Non-performing assets consist primarily of non-performing loans and OREO and, to a lesser extent, non-performing securities. As the table below indicates, non-performing loans decreased by $12.2 million to $8.7 million at June 30, 2013, as compared to $20.9 million at June 30, 2012 and a decrease of $16.8 million in other real estate owned to $17.3 million at June 30, 2013 from $34.1 million at June 30, 2012, as a result of our foreclosures of additional properties that had collateralized some of the non-performing loans in our loan portfolio.
The following table sets forth the changes in our non-performing assets over the five quarters ended June 30, 2013.

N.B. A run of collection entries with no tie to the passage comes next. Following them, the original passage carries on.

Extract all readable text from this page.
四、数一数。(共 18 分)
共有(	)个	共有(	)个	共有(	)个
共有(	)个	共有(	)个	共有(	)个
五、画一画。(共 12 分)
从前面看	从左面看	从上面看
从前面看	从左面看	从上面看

|June 30||March 31||December 31||September 30||June 30|
|Non-Performing Assets:||(Dollars in thousands)|
|Total non-performing loans||$ 8,725||$ 13,762||$ 17,655||$ 17,086||$ 20,894|
|Total other real estate owned||17,331||17,618||17,710||30,177||34,086|
|Total other non-performing assets||775||858||900||248||238|
|Total non-performing assets||$ 26,831||$ 32,238||$ 36,265||$ 47,511||$ 55,218|
|Loans 90 days past due||$ 2,873||$ 8,713||$ 10,799||$ 8,938||$ 10,794|
|Loans 30 days past due||9,384||11,358||2,736||2,943||12,908|
|Total loans past due 30 days or more||$ 12,257||$ 20,071||$ 13,535||$ 11,881||$ 23,702|
|Allowance for loan losses||$ 11,123||$ 11,079||$ 10,881||$ 12,659||$ 14,648|
|Ratio of allowance to total loans outstanding.||1.53%||1.54%||1.49%||1.83%||2.07%|
At June 30, 2013, we had total capital on a consolidated basis of approximately $150.1 million and Pacific Mercantile Bank, our wholly owned banking subsidiary, had total capital of approximately $128.0 million. The ratio of the Bank's total capital-to-risk weighted assets, which is the principal federal bank regulatory measure of the financial strength of banking institutions, was 16.9% and, as a result, the Bank continued to be classified, under federal bank regulatory guidelines, as a "well-capitalized" banking institution, which is the highest of the capital standards established by federal banking regulatory authorities.
The following table sets forth the capital and capital ratios of the Company (on a consolidated basis) and the Bank (on a stand-alone basis) at June 30, 2013, as compared to the regulatory requirements that must be met for a banking institution to be rated as a well-capitalized institution.
| Actual |
At June 30, 2013
| Federal Regulatory Requirement |
to be Rated Well-Capitalized
|(Dollars in thousands)|
|Total Capital to Risk Weighted Assets:|
|Bank||127,957||16.9%||$ 75,539||At least 10.0%|
|Tier 1 Capital to Risk Weighted Assets:|
|Bank||118,492||15.7%||$ 45,324||At least 6.0%|
|Tier 1 Capital to Average Assets:|
|Bank||118,492||12.2%||$ 48,559||At least 5.0%|
About Pacific Mercantile Bancorp
Pacific Mercantile Bancorp is the parent holding company of Pacific Mercantile Bank, which opened for business March 1, 1999. The Bank, which is an FDIC insured, California state-chartered bank and a member of the Federal Reserve System, provides a wide range of commercial banking services to businesses, business professionals and individual clients through its combination of traditional banking financial centers and comprehensive, sophisticated electronic banking services.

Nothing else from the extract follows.